If the proposals of the presidential working group on education policies are to be adopted, then students at public institutions throughout Kenya might be required to pay higher tuition costs in order to continue their studies.


The taskforce, which presented its summary to President William Ruto last week, has also recommended a slew of assessments designed to improve the quality of higher education in the country.

 


The second interim report, which concentrates on higher education and the changes that are required to make it stronger and more accessible, takes a comprehensive dive into this sector's finances in order to provide more context for its discussion.


The working group recommends that the tuition costs paid by government-sponsored students at Kenyan institutions be increased by a factor of three, from the existing level of Ksh. 16,000 each semester to Ksh. 52,000.


Although the taskforce is lobbying for the price hike, it is also urging the government to improve its support of education at the tertiary level, which, at the moment, falls short of the requirements set out by the institutions.


There will be a shortfall in funding for public institutions of around Ksh. 164 billion from the 2018–2019 academic year all the way through the 2022–2023 academic year.


The situation is somewhat better for private institutions, which suffered a budget shortfall of Ksh. 56.96 billion during the same time period.


The paper argues that the government should also wipe off the enormous debts that institutions owe to state authorities. These obligations presently total Ksh. 56.13 billion and include deductions for PAYE, pension, NHIF, and NSSF, amongst other things.


In addition to addressing concerns over finance, the study makes recommendations on how governance at universities might be strengthened. One of these recommendations is that the positions of chancellor that are vacant at 28 universities be addressed.

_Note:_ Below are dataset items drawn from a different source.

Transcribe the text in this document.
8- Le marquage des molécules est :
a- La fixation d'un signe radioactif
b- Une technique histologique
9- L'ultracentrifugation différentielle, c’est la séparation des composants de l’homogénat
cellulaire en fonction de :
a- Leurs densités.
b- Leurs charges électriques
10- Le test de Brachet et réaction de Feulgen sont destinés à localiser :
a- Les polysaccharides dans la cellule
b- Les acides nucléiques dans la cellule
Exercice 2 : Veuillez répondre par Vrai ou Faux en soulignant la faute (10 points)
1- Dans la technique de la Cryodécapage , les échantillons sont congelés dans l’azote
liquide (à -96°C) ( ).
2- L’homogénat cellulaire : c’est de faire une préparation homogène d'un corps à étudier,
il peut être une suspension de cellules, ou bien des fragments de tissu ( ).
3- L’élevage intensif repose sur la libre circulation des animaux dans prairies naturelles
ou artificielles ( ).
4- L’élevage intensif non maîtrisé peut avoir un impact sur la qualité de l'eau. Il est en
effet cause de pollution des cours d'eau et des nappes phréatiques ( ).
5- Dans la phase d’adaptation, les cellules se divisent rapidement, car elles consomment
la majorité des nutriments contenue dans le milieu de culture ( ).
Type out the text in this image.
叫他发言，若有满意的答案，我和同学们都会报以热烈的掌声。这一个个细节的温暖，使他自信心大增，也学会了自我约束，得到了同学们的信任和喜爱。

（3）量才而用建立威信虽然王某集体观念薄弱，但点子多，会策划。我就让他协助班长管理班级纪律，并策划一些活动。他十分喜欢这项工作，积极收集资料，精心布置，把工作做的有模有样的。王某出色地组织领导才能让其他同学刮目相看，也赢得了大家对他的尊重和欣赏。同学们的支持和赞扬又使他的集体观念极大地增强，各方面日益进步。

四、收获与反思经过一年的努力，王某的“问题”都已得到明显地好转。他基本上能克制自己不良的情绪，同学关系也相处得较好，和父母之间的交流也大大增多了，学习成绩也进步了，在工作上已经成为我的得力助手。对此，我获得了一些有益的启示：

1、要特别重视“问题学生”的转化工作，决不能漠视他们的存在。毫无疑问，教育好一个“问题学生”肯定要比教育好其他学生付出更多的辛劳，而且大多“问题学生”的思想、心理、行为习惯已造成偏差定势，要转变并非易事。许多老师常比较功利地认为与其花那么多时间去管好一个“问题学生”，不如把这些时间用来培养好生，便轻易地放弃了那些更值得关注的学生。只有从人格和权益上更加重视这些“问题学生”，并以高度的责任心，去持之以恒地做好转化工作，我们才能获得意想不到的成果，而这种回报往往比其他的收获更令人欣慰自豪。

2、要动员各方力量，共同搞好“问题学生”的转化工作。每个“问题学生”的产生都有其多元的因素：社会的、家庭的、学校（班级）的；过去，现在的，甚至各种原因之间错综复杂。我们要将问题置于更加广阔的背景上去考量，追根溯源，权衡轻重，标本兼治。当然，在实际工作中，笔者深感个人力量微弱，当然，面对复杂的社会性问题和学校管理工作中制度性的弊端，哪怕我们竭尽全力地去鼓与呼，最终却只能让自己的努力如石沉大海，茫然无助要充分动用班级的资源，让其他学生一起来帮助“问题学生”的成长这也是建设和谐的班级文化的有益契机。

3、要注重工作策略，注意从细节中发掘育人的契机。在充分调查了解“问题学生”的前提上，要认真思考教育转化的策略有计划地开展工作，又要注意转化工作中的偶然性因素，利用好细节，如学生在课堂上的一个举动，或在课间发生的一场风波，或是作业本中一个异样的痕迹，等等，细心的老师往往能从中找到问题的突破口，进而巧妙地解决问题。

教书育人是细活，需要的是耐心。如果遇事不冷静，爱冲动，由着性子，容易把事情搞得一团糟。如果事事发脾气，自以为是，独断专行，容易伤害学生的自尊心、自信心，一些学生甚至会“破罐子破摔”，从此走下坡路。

The group believes that the president should continue to be the authority in charge of choosing chancellors, but that the advice of the Cabinet Secretary for Education as well as the Senate of the institution should be solicited.


In addition, it requests that the government work toward the goal of increasing the number of students enrolled in colleges that train teachers.


At the moment, enrollment in these colleges stands at a pitiful 14.7%, which is equivalent to 3,922 students enrolled across 34 institutions that have a capacity of 26,650 students.


In addition, the taskforce desires the government to increase the space available for technical and vocational training by establishing such institutes all over the country.


Specifically, they want there to be a National Polytechnic in every county, a Technical Vocational College in every constituency, and a Vocational Training Center in every ward of the country.


There has been no general reaction to the findings included in the study from either the President or the Ministry of Education.